Figure 2. Dynamic DWI acquisition. The optimized ss-DSE sequence with spectral spatial excitation, slice-selective double adiabatic pulses, diffusion gradients (DG) and fly-back EPI readout are shown in (A). Timing, imaging metabolites, and b-values of the dynamic DWI are shown in (B).
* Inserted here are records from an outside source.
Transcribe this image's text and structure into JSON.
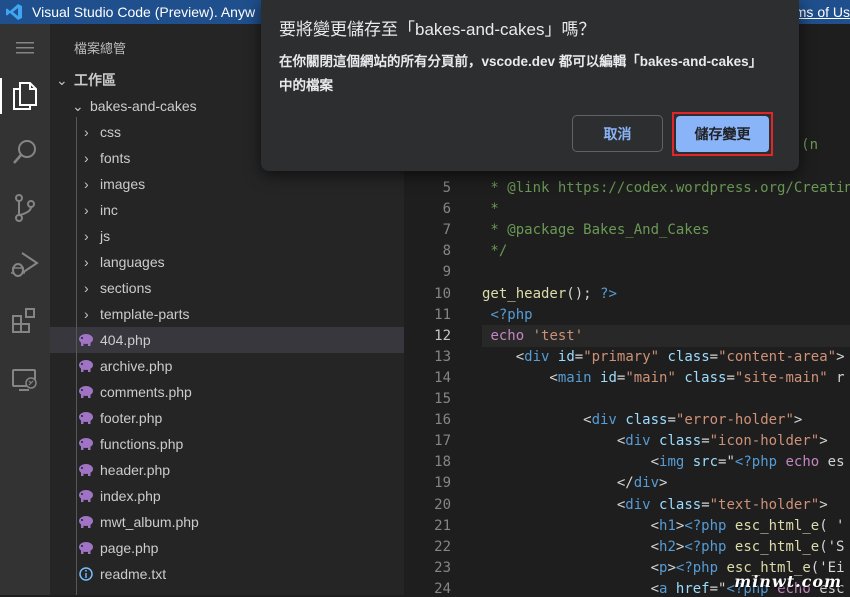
{
  "window": {
    "title": "Visual Studio Code (Preview). Anyw",
    "terms_link": "rms of Us"
  },
  "activity_bar": {
    "items": [
      "menu-icon",
      "explorer-icon",
      "search-icon",
      "source-control-icon",
      "run-debug-icon",
      "extensions-icon",
      "remote-explorer-icon"
    ]
  },
  "sidebar": {
    "title": "檔案總管",
    "workspace": "工作區",
    "root_folder": "bakes-and-cakes",
    "folders": [
      "css",
      "fonts",
      "images",
      "inc",
      "js",
      "languages",
      "sections",
      "template-parts"
    ],
    "files": [
      {
        "name": "404.php",
        "icon": "php-icon",
        "selected": true
      },
      {
        "name": "archive.php",
        "icon": "php-icon"
      },
      {
        "name": "comments.php",
        "icon": "php-icon"
      },
      {
        "name": "footer.php",
        "icon": "php-icon"
      },
      {
        "name": "functions.php",
        "icon": "php-icon"
      },
      {
        "name": "header.php",
        "icon": "php-icon"
      },
      {
        "name": "index.php",
        "icon": "php-icon"
      },
      {
        "name": "mwt_album.php",
        "icon": "php-icon"
      },
      {
        "name": "page.php",
        "icon": "php-icon"
      },
      {
        "name": "readme.txt",
        "icon": "info-icon"
      }
    ]
  },
  "editor": {
    "current_line": 12,
    "fragment_top": "ages (n",
    "lines": [
      {
        "n": "5",
        "text": " * @link https://codex.wordpress.org/Creatin"
      },
      {
        "n": "6",
        "text": " *"
      },
      {
        "n": "7",
        "text": " * @package Bakes_And_Cakes"
      },
      {
        "n": "8",
        "text": " */"
      },
      {
        "n": "9",
        "text": ""
      },
      {
        "n": "10",
        "text": "get_header(); ?>"
      },
      {
        "n": "11",
        "text": " <?php"
      },
      {
        "n": "12",
        "text": " echo 'test'"
      },
      {
        "n": "13",
        "text": "    <div id=\"primary\" class=\"content-area\">"
      },
      {
        "n": "14",
        "text": "        <main id=\"main\" class=\"site-main\" r"
      },
      {
        "n": "15",
        "text": ""
      },
      {
        "n": "16",
        "text": "            <div class=\"error-holder\">"
      },
      {
        "n": "17",
        "text": "                <div class=\"icon-holder\">"
      },
      {
        "n": "18",
        "text": "                    <img src=\"<?php echo es"
      },
      {
        "n": "19",
        "text": "                </div>"
      },
      {
        "n": "20",
        "text": "                <div class=\"text-holder\">"
      },
      {
        "n": "21",
        "text": "                    <h1><?php esc_html_e( '"
      },
      {
        "n": "22",
        "text": "                    <h2><?php esc_html_e('S"
      },
      {
        "n": "23",
        "text": "                    <p><?php esc_html_e('Ei"
      },
      {
        "n": "24",
        "text": "                    <a href=\"<?php echo esc"
      }
    ]
  },
  "dialog": {
    "title": "要將變更儲存至「bakes-and-cakes」嗎？",
    "body": "在你關閉這個網站的所有分頁前，vscode.dev 都可以編輯「bakes-and-cakes」中的檔案",
    "cancel_label": "取消",
    "save_label": "儲存變更"
  },
  "watermark": "minwt.com",
  "colors": {
    "title_bar": "#1f4f8c",
    "activity_bar": "#333333",
    "sidebar": "#252526",
    "editor": "#1e1e1e",
    "dialog": "#2d2e30",
    "save_button": "#8ab4f8",
    "highlight_box": "#e0252b",
    "php_icon": "#a074c4"
  }
}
Figure 3. Dynamic pyruvate and lactate imaging performed with minimal diffusion-weighting (b = 50 s/mm2) to investigate saturation effects of the DSE pulses. The spin echo dynamic images were plotted on the left, while the normalized mean values over the tumor were calculated and plotted on the right. The overall signal decay rates of pyruvate were 0.17/s for the slice-selective (ss) DSE acquisition and 0.22/s for the non-selective (ns)-DSE, and the decay rates of lactate were 0.087/s for ss-DSE acquisition and 0.125/s for ns-DSE. The faster decay rates with non-selective DSE pulses indicate additional saturation with these pulses.

Figure 4. Dynamic lactate ADC maps, in units of mm2/s, across a TRAMP prostate tumor. The 1H T2W image is provided as as anatomical reference. The lactate ADC values were generally increasing over time.

Figure 5. Dynamic lactate ADC values across a TRAMP prostate tumor. Dynamic ADC maps were plotted as histogram for ADC distribution in (A). The means and standard deviations of ROI ADC map for each time point were calculated and plotted in (B). The increasing lactate ADC over time maybe reflective of lactate efflux from the intra to extra cellular environment, where we expect to see an increased ADC due to a less restrictive environment.